在示例性實施例中，電子設備800可以被一個或多個應用專用積體電路（ASIC）、數位訊號處理器（DSP）、數位訊號處理設備（DSPD）、可程式化邏輯裝置（PLD）、現場可程式化邏輯閘陣列（FPGA）、控制器、微控制器、微處理器或其他電子元件實現，用於執行上述方法。In an exemplary embodiment, electronic device 800 may be implemented by one or more application specific integrated circuits (ASICs), digital signal processors (DSPs), digital signal processing devices (DSPDs), programmable logic devices (PLDs), Field Programmable Logic Gate Array (FPGA), controller, microcontroller, microprocessor or other electronic component implementation for performing the above method.

在示例性實施例中，還提供了一種非揮發性電腦可讀儲存介質，例如包括電腦程式指令的記憶體804，上述電腦程式指令可由電子設備800的處理器820執行以完成上述方法。In an exemplary embodiment, a non-volatile computer-readable storage medium is also provided, such as a memory 804 including computer program instructions executable by the processor 820 of the electronic device 800 to accomplish the above method.

圖5是根據本發明實施例的一種電子設備1900的方塊圖。
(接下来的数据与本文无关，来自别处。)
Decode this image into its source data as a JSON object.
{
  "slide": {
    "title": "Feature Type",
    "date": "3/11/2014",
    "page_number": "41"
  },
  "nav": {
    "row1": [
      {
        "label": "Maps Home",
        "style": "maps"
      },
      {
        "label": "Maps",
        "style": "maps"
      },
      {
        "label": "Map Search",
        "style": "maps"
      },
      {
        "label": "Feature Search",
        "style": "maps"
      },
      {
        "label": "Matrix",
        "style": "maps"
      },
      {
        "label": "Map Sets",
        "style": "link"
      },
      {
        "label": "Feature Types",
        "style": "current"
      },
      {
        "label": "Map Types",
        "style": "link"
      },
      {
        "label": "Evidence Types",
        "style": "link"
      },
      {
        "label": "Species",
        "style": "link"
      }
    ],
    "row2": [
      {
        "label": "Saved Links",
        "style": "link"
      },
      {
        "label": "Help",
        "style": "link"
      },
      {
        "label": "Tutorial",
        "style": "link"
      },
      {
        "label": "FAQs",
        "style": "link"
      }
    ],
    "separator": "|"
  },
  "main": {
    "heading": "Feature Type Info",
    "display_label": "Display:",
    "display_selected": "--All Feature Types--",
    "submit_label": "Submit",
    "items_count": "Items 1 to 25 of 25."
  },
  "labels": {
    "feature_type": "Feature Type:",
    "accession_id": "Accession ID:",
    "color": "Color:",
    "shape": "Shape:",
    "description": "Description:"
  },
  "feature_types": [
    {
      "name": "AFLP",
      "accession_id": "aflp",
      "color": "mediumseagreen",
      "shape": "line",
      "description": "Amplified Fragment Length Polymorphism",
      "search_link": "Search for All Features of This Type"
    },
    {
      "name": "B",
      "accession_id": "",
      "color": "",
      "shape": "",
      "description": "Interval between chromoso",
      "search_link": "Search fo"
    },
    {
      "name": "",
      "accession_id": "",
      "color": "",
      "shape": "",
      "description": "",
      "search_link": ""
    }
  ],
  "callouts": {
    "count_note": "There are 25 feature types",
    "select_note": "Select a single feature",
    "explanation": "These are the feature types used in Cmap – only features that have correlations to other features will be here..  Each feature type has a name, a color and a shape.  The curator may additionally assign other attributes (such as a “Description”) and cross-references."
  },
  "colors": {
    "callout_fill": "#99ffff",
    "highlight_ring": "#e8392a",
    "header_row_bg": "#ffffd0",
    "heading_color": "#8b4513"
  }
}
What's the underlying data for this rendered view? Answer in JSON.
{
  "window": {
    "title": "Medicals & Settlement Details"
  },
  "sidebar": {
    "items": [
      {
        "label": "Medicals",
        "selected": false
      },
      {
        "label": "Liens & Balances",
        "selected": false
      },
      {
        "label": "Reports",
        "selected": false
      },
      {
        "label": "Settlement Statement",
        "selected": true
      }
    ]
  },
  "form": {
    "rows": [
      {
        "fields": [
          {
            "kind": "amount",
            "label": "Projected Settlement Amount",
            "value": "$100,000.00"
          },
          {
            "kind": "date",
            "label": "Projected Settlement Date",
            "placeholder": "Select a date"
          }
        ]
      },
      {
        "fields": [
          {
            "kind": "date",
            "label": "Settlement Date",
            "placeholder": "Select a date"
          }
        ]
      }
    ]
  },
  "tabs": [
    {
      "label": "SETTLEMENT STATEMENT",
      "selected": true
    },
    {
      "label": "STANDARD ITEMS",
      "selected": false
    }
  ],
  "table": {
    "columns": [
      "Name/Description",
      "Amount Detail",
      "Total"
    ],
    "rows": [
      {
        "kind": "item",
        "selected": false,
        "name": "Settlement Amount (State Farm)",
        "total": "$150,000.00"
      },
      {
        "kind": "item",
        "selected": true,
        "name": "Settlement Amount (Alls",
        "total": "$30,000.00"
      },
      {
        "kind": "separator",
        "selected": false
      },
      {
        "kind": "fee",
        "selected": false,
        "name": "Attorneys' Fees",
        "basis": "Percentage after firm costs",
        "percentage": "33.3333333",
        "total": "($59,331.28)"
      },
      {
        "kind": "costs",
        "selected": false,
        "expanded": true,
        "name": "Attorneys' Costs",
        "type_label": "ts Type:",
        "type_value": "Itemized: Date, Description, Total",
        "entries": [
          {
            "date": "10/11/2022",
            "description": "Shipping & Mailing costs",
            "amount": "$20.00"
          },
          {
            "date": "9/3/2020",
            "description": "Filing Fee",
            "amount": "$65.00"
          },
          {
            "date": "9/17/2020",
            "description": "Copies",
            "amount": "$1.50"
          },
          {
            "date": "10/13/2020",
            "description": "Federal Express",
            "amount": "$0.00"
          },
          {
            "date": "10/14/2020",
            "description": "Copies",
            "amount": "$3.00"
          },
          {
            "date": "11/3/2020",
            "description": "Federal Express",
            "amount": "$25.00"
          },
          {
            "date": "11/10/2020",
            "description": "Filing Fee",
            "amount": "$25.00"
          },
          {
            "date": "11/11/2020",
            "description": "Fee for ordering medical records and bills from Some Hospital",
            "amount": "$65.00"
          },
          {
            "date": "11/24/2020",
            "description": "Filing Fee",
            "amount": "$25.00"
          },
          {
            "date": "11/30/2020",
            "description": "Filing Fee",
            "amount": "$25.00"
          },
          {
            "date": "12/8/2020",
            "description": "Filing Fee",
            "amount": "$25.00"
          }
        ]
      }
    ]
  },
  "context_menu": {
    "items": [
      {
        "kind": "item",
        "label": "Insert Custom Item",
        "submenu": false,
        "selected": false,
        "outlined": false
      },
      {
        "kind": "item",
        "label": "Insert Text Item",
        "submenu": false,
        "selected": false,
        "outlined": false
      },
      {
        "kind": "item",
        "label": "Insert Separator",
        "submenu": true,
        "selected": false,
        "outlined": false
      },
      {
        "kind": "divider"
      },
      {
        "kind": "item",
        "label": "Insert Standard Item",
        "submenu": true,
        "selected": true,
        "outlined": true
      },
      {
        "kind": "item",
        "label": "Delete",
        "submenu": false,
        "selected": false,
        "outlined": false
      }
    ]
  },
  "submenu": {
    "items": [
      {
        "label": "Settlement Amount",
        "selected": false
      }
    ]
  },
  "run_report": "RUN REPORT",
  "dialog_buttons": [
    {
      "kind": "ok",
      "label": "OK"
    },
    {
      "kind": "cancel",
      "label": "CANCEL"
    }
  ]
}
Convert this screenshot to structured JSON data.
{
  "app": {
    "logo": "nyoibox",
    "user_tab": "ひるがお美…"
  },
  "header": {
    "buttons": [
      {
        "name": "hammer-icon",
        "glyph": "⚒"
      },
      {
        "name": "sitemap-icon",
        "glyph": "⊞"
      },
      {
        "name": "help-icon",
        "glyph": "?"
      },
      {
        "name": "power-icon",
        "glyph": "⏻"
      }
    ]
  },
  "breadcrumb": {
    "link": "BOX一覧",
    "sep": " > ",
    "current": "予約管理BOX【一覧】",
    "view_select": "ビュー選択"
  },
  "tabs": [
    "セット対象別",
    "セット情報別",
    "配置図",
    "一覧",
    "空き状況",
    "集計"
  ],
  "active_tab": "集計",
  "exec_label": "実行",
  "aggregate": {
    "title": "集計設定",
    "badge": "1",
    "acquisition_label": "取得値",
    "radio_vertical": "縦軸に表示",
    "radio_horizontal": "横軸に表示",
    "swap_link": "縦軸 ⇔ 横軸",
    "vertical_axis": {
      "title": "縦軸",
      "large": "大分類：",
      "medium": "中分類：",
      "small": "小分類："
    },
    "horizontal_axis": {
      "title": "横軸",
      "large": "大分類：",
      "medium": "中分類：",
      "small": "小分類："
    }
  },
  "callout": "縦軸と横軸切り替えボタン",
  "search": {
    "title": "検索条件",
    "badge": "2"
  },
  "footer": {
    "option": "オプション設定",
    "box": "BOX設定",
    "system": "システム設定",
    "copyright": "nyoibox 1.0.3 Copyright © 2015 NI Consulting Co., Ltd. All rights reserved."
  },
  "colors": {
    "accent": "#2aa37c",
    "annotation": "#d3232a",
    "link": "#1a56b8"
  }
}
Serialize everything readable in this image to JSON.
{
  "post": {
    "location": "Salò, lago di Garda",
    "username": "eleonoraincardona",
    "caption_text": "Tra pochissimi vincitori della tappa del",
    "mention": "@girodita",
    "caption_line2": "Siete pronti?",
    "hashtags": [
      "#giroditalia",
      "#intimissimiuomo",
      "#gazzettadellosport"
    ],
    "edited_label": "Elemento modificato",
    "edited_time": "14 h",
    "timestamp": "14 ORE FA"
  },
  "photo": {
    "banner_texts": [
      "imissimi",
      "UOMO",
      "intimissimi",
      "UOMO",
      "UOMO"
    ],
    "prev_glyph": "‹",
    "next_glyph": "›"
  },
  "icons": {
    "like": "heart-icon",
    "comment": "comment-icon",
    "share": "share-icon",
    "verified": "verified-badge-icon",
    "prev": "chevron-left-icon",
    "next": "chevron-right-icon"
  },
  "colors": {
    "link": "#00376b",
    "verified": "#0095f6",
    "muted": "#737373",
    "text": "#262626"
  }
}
例如，電子設備1900可以被提供爲一伺服器。參照圖5，電子設備1900包括處理組件1922，其進一步包括一個或多個處理器，以及由記憶體1932所代表的記憶體資源，用於儲存可由處理組件1922的執行的指令，例如應用程式。記憶體1932中儲存的應用程式可以包括一個或一個以上的每一個對應於一組指令的模組。此外，處理組件1922被配置爲執行指令，以執行上述方法。FIG. 5 is a block diagram of an electronic device 1900 according to an embodiment of the present invention. For example, the electronic device 1900 may be provided as a server. 5, electronic device 1900 includes processing component 1922, which further includes one or more processors, and memory resources represented by memory 1932 for storing instructions executable by processing component 1922, such as applications. An application program stored in memory 1932 may include one or more modules, each corresponding to a set of instructions. Additionally, the processing component 1922 is configured to execute instructions to perform the above-described methods.

電子設備1900還可以包括一個電源組件1926被配置爲執行電子設備1900的電源管理，一個有線或無線網路介面1950被配置爲將電子設備1900連接到網路，和一個輸入輸出（I/O）介面1958。電子設備1900可以操作基於儲存在記憶體1932的操作系統，例如Windows ServerTM，Mac OS XTM，UnixTM, LinuxTM，FreeBSDTM或類似。The electronic device 1900 may also include a power supply assembly 1926 configured to perform power management of the electronic device 1900, a wired or wireless network interface 1950 configured to connect the electronic device 1900 to a network, and an input output (I/O) Interface 1958. Electronic device 1900 may operate based on an operating system stored in memory 1932, such as Windows Server™, Mac OS X™, Unix™, Linux™, FreeBSD™ or the like.

在示例性實施例中，還提供了一種非揮發性電腦可讀儲存介質，例如包括電腦程式指令的記憶體1932，上述電腦程式指令可由電子設備1900的處理組件1922執行以完成上述方法。In an exemplary embodiment, a non-volatile computer-readable storage medium is also provided, such as a memory 1932 including computer program instructions executable by the processing component 1922 of the electronic device 1900 to accomplish the above method.

本發明可以是系統、方法和/或電腦程式産品。電腦程式産品可以包括電腦可讀儲存介質，其上載有用於使處理器實現本發明的各個方面的電腦可讀程式指令。The present invention may be a system, method and/or computer program product. A computer program product may include a computer-readable storage medium having computer-readable program instructions loaded thereon for causing a processor to implement various aspects of the present invention.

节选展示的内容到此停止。